After spending 17 years underground, the Brood X periodical cicadas will emerge this spring and swarm parts of Virginia and the mid-Atlantic region.
There will be no mistake when the Brood X cicadas arrive as they climb to the treetops and begin to make a loud sound.
“Those teenagers have been underground for 17 years, and, hey, in May, they’re coming up,” Michael Raupp, professor of entomology at the University of Maryland, said. “It’s going to be a big boy band up in the treetops as the males try to attract their mates.”
Cicadas are not harmful to humans but can cause damage to a variety of plants, trees and shrubs as they feed off of trees.
According to the Virginia Cooperative Extension office in Virginia, the 17-year cicada may damage many ornamental and hardwood trees.
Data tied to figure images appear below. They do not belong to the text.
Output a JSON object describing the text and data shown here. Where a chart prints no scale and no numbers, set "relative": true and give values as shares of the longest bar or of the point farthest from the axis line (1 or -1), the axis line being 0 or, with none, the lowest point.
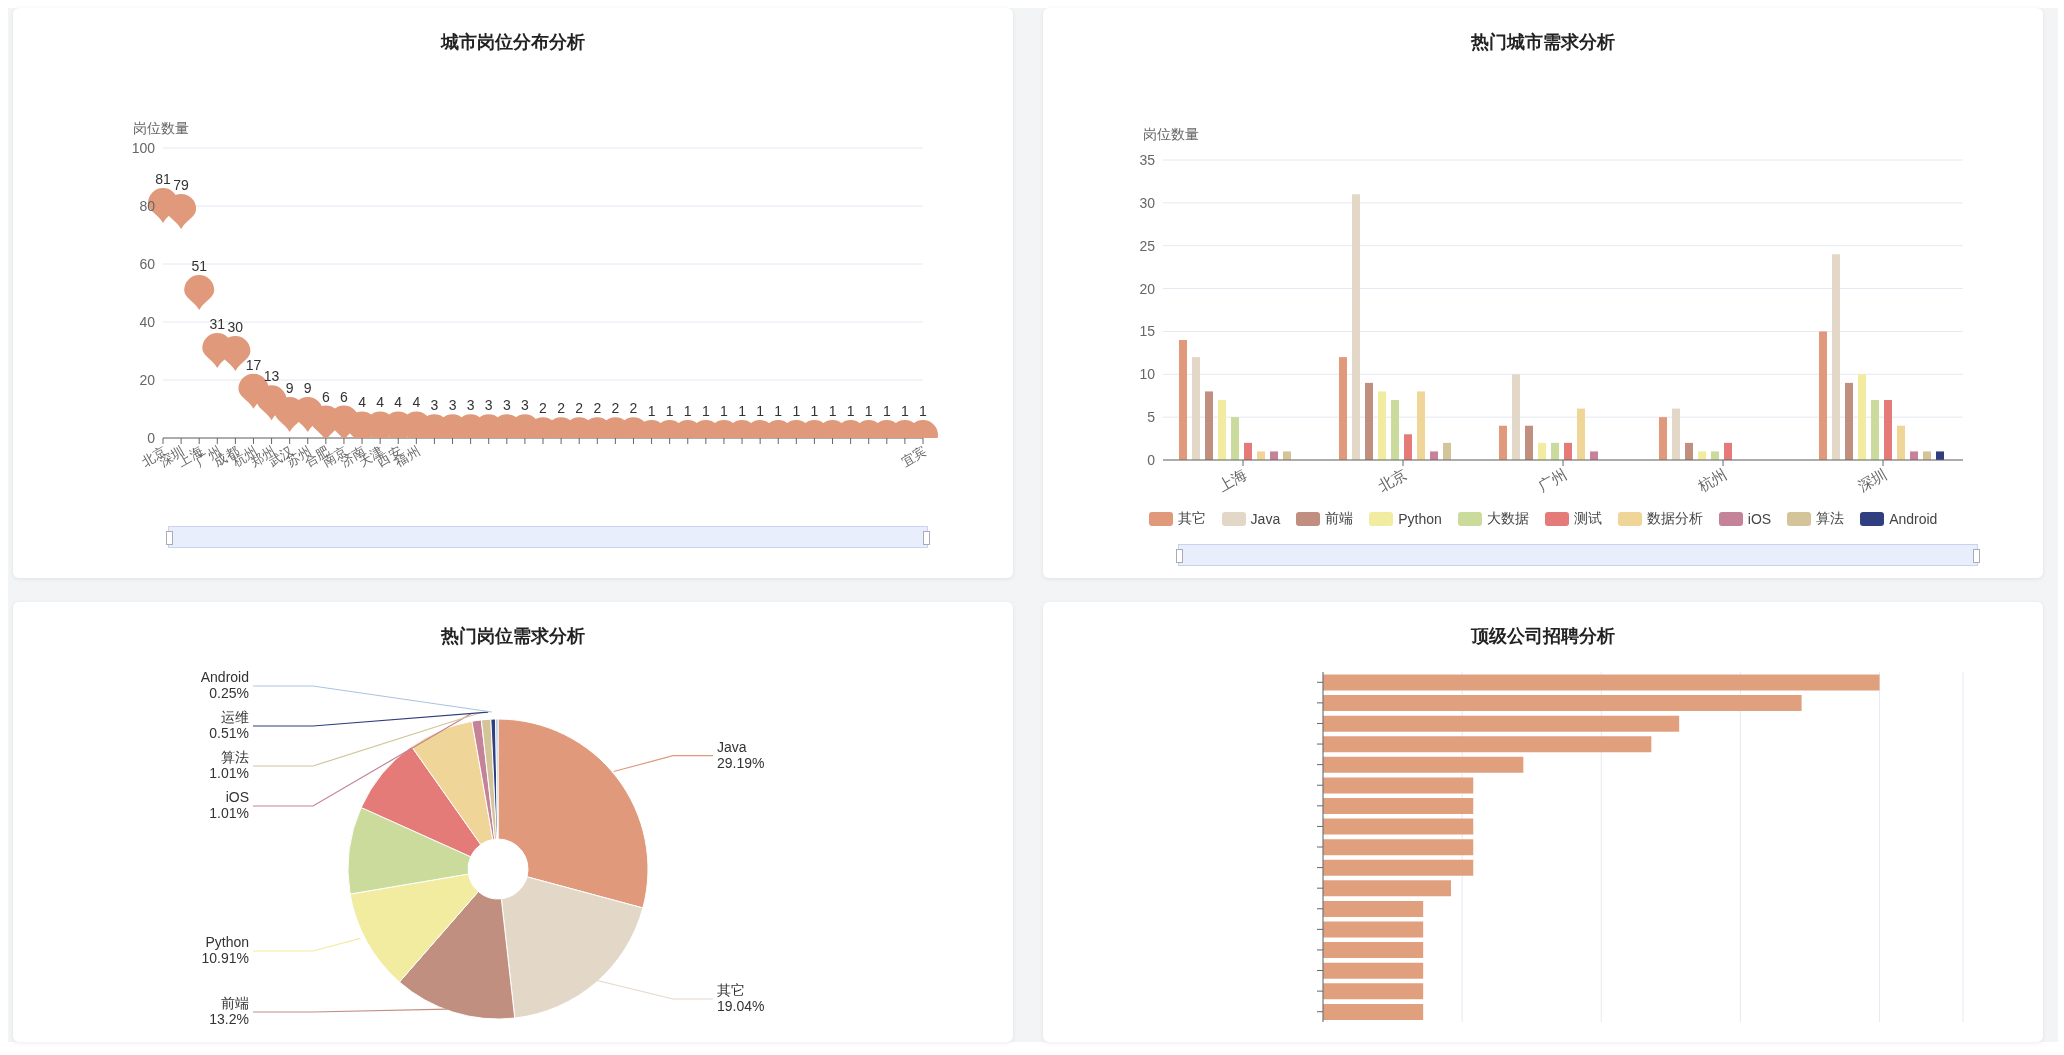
{
  "chart_data": [
    {
      "type": "scatter",
      "title": "城市岗位分布分析",
      "ylabel": "岗位数量",
      "categories": [
        "北京",
        "深圳",
        "上海",
        "广州",
        "成都",
        "杭州",
        "郑州",
        "武汉",
        "苏州",
        "合肥",
        "南京",
        "济南",
        "天津",
        "西安",
        "福州",
        null,
        null,
        null,
        null,
        null,
        null,
        null,
        null,
        null,
        null,
        null,
        null,
        null,
        null,
        null,
        null,
        null,
        null,
        null,
        null,
        null,
        null,
        null,
        null,
        null,
        null,
        null,
        "宜宾"
      ],
      "values": [
        81,
        79,
        51,
        31,
        30,
        17,
        13,
        9,
        9,
        6,
        6,
        4,
        4,
        4,
        4,
        3,
        3,
        3,
        3,
        3,
        3,
        2,
        2,
        2,
        2,
        2,
        2,
        1,
        1,
        1,
        1,
        1,
        1,
        1,
        1,
        1,
        1,
        1,
        1,
        1,
        1,
        1,
        1
      ],
      "color": "#e0997a",
      "ylim": [
        0,
        100
      ],
      "yticks": [
        0,
        20,
        40,
        60,
        80,
        100
      ],
      "grid": "y",
      "data_labels": true
    },
    {
      "type": "bar",
      "title": "热门城市需求分析",
      "ylabel": "岗位数量",
      "categories": [
        "上海",
        "北京",
        "广州",
        "杭州",
        "深圳"
      ],
      "series": [
        {
          "name": "其它",
          "color": "#e0997a",
          "values": [
            14,
            12,
            4,
            5,
            15
          ]
        },
        {
          "name": "Java",
          "color": "#e3d8c8",
          "values": [
            12,
            31,
            10,
            6,
            24
          ]
        },
        {
          "name": "前端",
          "color": "#c08f80",
          "values": [
            8,
            9,
            4,
            2,
            9
          ]
        },
        {
          "name": "Python",
          "color": "#f2eca0",
          "values": [
            7,
            8,
            2,
            1,
            10
          ]
        },
        {
          "name": "大数据",
          "color": "#cadb9c",
          "values": [
            5,
            7,
            2,
            1,
            7
          ]
        },
        {
          "name": "测试",
          "color": "#e47b78",
          "values": [
            2,
            3,
            2,
            2,
            7
          ]
        },
        {
          "name": "数据分析",
          "color": "#efd597",
          "values": [
            1,
            8,
            6,
            null,
            4
          ]
        },
        {
          "name": "iOS",
          "color": "#c48398",
          "values": [
            1,
            1,
            1,
            null,
            1
          ]
        },
        {
          "name": "算法",
          "color": "#d4c49a",
          "values": [
            1,
            2,
            null,
            null,
            1
          ]
        },
        {
          "name": "Android",
          "color": "#2f3f7f",
          "values": [
            null,
            null,
            null,
            null,
            1
          ]
        }
      ],
      "ylim": [
        0,
        35
      ],
      "yticks": [
        0,
        5,
        10,
        15,
        20,
        25,
        30,
        35
      ],
      "grid": "y",
      "legend": "bottom"
    },
    {
      "type": "donut",
      "title": "热门岗位需求分析",
      "categories": [
        "Java",
        "其它",
        "前端",
        "Python",
        null,
        null,
        null,
        "iOS",
        "算法",
        "运维",
        "Android"
      ],
      "values": [
        29.19,
        19.04,
        13.2,
        10.91,
        9.4,
        8.5,
        7.0,
        1.01,
        1.01,
        0.51,
        0.25
      ],
      "colors": [
        "#e0997a",
        "#e3d8c8",
        "#c08f80",
        "#f2eca0",
        "#cadb9c",
        "#e47b78",
        "#efd597",
        "#c48398",
        "#d4c49a",
        "#2f3f7f",
        "#a9c4e0"
      ],
      "value_labels": [
        "29.19%",
        "19.04%",
        "13.2%",
        "10.91%",
        null,
        null,
        null,
        "1.01%",
        "1.01%",
        "0.51%",
        "0.25%"
      ]
    },
    {
      "type": "bar",
      "orientation": "horizontal",
      "relative": true,
      "title": "顶级公司招聘分析",
      "categories": [
        null,
        null,
        null,
        null,
        null,
        null,
        null,
        null,
        null,
        null,
        null,
        null,
        null,
        null,
        null,
        null,
        null
      ],
      "values": [
        1,
        0.86,
        0.64,
        0.59,
        0.36,
        0.27,
        0.27,
        0.27,
        0.27,
        0.27,
        0.23,
        0.18,
        0.18,
        0.18,
        0.18,
        0.18,
        0.18
      ],
      "color": "#e0a07e",
      "grid": "x"
    }
  ]
}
Oaks are commonly attacked, but the most seriously damaged are newly planted fruit and ornamental trees such as apple, dogwood, peach, hickory, cherry, and pear. Pines and other conifers are not commonly attacked.
Virginia Cooperative Extension Agriculture Agent Kirsten Ann Conrad says it’s important to plan accordingly to protect trees and gardens from the six-week life span of the annoying arthropods.
During mating, male cicadas will fill the air with their mating songs. Afterwards, females will cut slits in tree branches to lay clutches of about 25 eggs, producing up to 400 to 600 in total.
“Young, newly planted trees can be vulnerable to severe damage from periodical cicadas and should not be planted this year until the fall,” Conrad said. “Egg laying activity can result in the death of tree branches that are a quarter to a half inch in diameter. Insecticides are not particularly effective and not recommended as many birds and animals feed on the cicada larva and adults.”
When it comes to the noise that the male cicadas sing, according to the Centers for Disease Control and Prevention (CDC), sounds up to 90 decibels could be measured standing directly under a tree filled with cicadas.
A motorcycle, by comparison, can put out sounds up to 95 decibels, which can damage hearing after about 50 minutes of continuous exposure.